Purdue’s Anvil supercomputer accelerating scientific research progress
One year into its operations, Purdue’s powerful Anvil supercomputer has already enabled groundbreaking research in fields such as drug discovery, astrophysics and sustainability research.
Anvil, which is funded by a $22 million grant from the National Science Foundation, officially went into production on February 1 of this year after beginning early user operations in November 2021. Anvil hit 100% utilization in August and is already supporting more than 2,700 users, many of them students, from 143 institutions and 42 domains of science.
“The team that put Anvil together has realized what researchers are going to be doing over the next few years and what the need is now for high-performance computing,” says Richard Wilton, an associate research scientist at Johns Hopkins University who used Anvil to carry out the analysis of whole-genome DNA sequencing data from over 600 patients with certain psychiatric disorders.
Wilton and his collaborators used a variety of bioinformatics tools on Anvil, including high-performance computing software that exploited Anvil’s GPU infrastructure to obtain twice the processing speed that they had obtained in comparable work on another national supercomputer.
With a peak processing speed of 5.1 petaFLOPs, Anvil is one of the fastest campus supercomputers in the US and debuted at number 143 on the list of the Top500 list of the world’s most powerful supercomputers.
Asif ud-Doula, an associate professor of physics at Penn State Scranton, develops numerical tools to model the stellar winds of massive stars and uses three-dimensional magnetohydrodynamics (MHD), a very computationally intensive modeling method.

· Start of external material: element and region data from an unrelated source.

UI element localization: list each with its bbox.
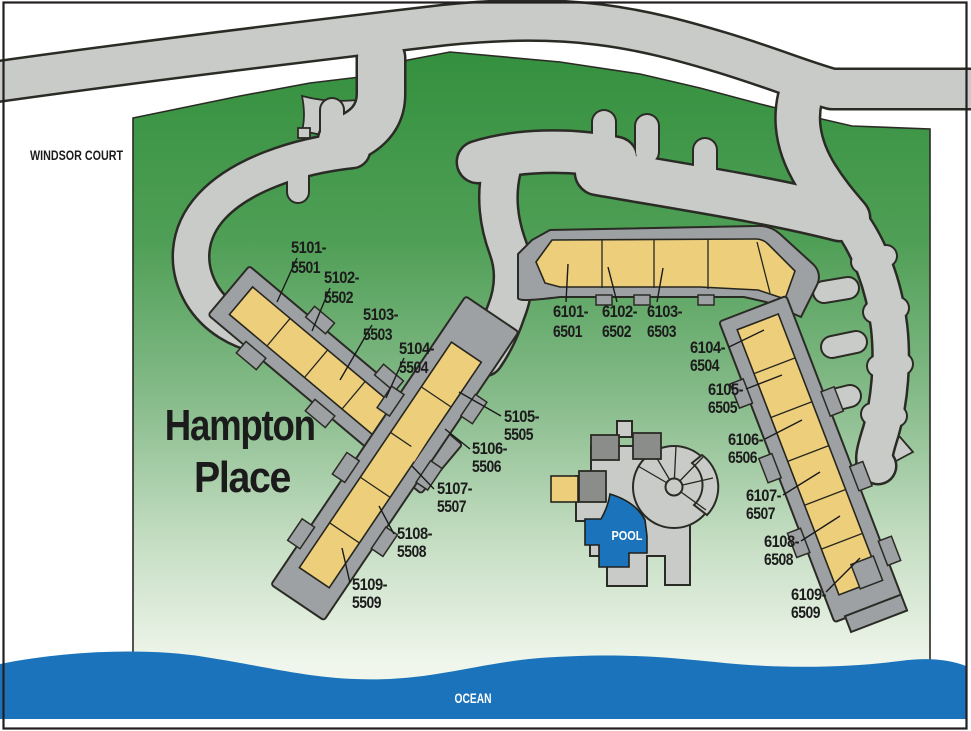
roof-block-side — [579, 471, 606, 502]
entrance-notch — [298, 128, 310, 138]
pool-label: POOL — [612, 528, 643, 543]
ocean-label: OCEAN — [455, 690, 492, 706]
site-map: POOL 5101- 5501 5102- 5502 5103- — [0, 0, 971, 731]
cabana-block — [551, 476, 578, 502]
map-canvas: POOL 5101- 5501 5102- 5502 5103- — [0, 0, 971, 731]
roof-block-left — [591, 435, 619, 460]
street-label: WINDSOR COURT — [30, 148, 124, 163]
roof-block-right — [633, 433, 661, 459]
fan-hub — [666, 479, 683, 496]
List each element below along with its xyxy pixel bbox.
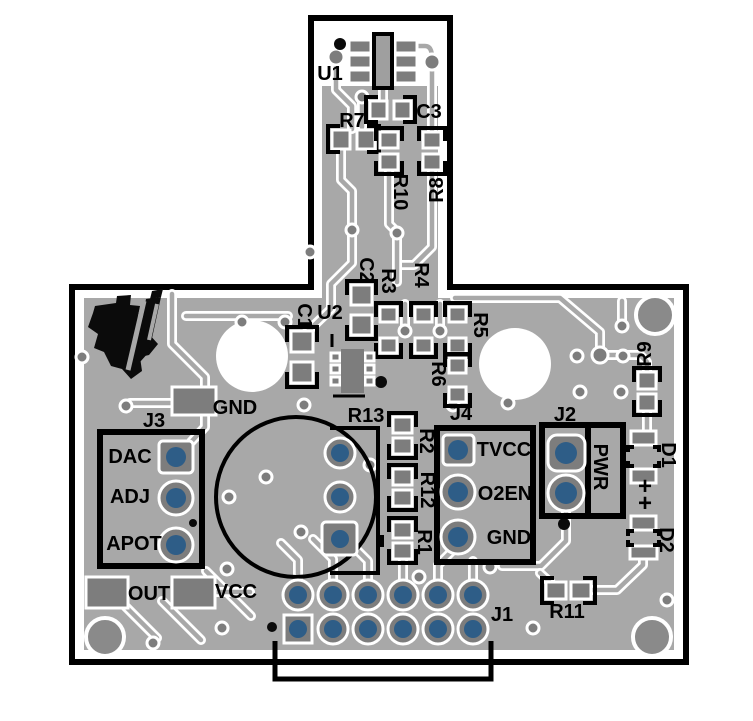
silkscreen-label-vcc: VCC [215, 582, 257, 602]
silkscreen-label-r2: R2 [416, 428, 436, 454]
pcb-layout-image: U1R7C3R10R8C2R3R4C1U2R5R6GNDJ3DACADJAPOT… [0, 0, 753, 721]
silkscreen-label-r5: R5 [470, 312, 490, 338]
silkscreen-label-j3: J3 [143, 411, 165, 431]
silkscreen-label-o2en: O2EN [478, 484, 532, 504]
silkscreen-label-c3: C3 [416, 102, 442, 122]
silkscreen-label-j2: J2 [554, 405, 576, 425]
silkscreen-label-gnd1: GND [213, 398, 257, 418]
silkscreen-label-r6: R6 [428, 361, 448, 387]
silkscreen-label-c1: C1 [294, 303, 314, 329]
silkscreen-label-r3: R3 [378, 268, 398, 294]
silkscreen-label-r4: R4 [411, 262, 431, 288]
silkscreen-label-r10: R10 [390, 174, 410, 211]
silkscreen-label-r13: R13 [348, 406, 385, 426]
silkscreen-label-r8: R8 [427, 177, 447, 203]
silkscreen-label-r11: R11 [549, 602, 585, 622]
silkscreen-labels: U1R7C3R10R8C2R3R4C1U2R5R6GNDJ3DACADJAPOT… [0, 0, 753, 721]
silkscreen-label-c2: C2 [356, 257, 376, 283]
silkscreen-label-dac: DAC [108, 447, 151, 467]
silkscreen-label-plus2: + [638, 492, 652, 516]
silkscreen-label-u2: U2 [317, 303, 343, 323]
silkscreen-label-r7: R7 [339, 111, 365, 131]
silkscreen-label-d2: D2 [656, 527, 676, 553]
silkscreen-label-j4: J4 [450, 404, 472, 424]
silkscreen-label-out: OUT [128, 584, 170, 604]
silkscreen-label-apot: APOT [106, 534, 162, 554]
silkscreen-label-adj: ADJ [110, 487, 150, 507]
silkscreen-label-pwr: PWR [590, 444, 610, 491]
silkscreen-label-r12: R12 [417, 472, 437, 509]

Generating a single 3D MHD model requires more than 60,000 core hours, estimates ud-Doula. That’s the equivalent of running a personal computer for several years, but he achieved it using hundreds of Anvil cores in less than two weeks.
Anvil consists of 1,000 nodes with two 64-core third-generation AMD EPYC processors each, and will deliver over 1 billion CPU core hours to the Advanced Cyberinfrastructure Coordination Ecosystem: Services and Support (ACCESS) each year. Anvil's nodes are interconnected with 100 Gbps Mellanox HDR InfiniBand. The supercomputer ecosystem also includes 32 large memory nodes, each with 1 TB of RAM, and 16 nodes each with four NVIDIA A100 Tensor Core GPUs providing 1.5 PF of single-precision performance to support machine learning and artificial intelligence applications.
“Because of Anvil’s state-of-the-art GPUs, we’ve gained four times better performance compared to our previous benchmarks,” says Daipayan Sarkar, a postdoc working with Josh Vermaas, an assistant professor at Michigan State University’s DOE Plant Research Laboratory to perform molecular dynamics simulations to study the movement of small molecules, such as how carbon dioxide crosses a plant plasma membrane during photosynthesis.
Yinglong Miao, an assistant professor at the Center for Computational Biology and Department of Molecular Biosciences at the University of Kansas, was an early user of Anvil who used Anvil to accelerate molecular dynamics simulations in the study of G protein activation by the beta1-adrenergic receptor, a key membrane protein that has served as a drug target for treating heart failure.
“Using CPUs this work could take months, if not years,” says Miao. “With the GPUs on Anvil, we can run these simulations much faster. Instead of needing months, we just need a couple of weeks.”
In addition to moving science forward, Anvil is also helping to train the next generation of researchers.
Min Zhang, a Purdue professor of statistics, used Anvil to train cancer researchers in her 2022 Big Data Training for Cancer Research (“Big Care”) workshop, the latest in a series of biomedical big data workshops she’s organized.
Anvil’s speed and processing power meant that this year the organizers were able to invite more participants than originally planned.
“There’s no way we could do this for so many people without Anvil,” says Zhang.
Anvil was also used by students in The Data Mine, a data science learning community at Purdue for students from all majors led by Mark Daniel Ward, professor of statistics. The Anvil team onboarded 1,300 Data Mine students shortly before the transition from the NSF’s Extreme Science and Engineering Discovery Environment (XSEDE) to ACCESS. The students were able to quickly get up to speed with the interactive access interface Open OnDemand using Jupyter Notebook.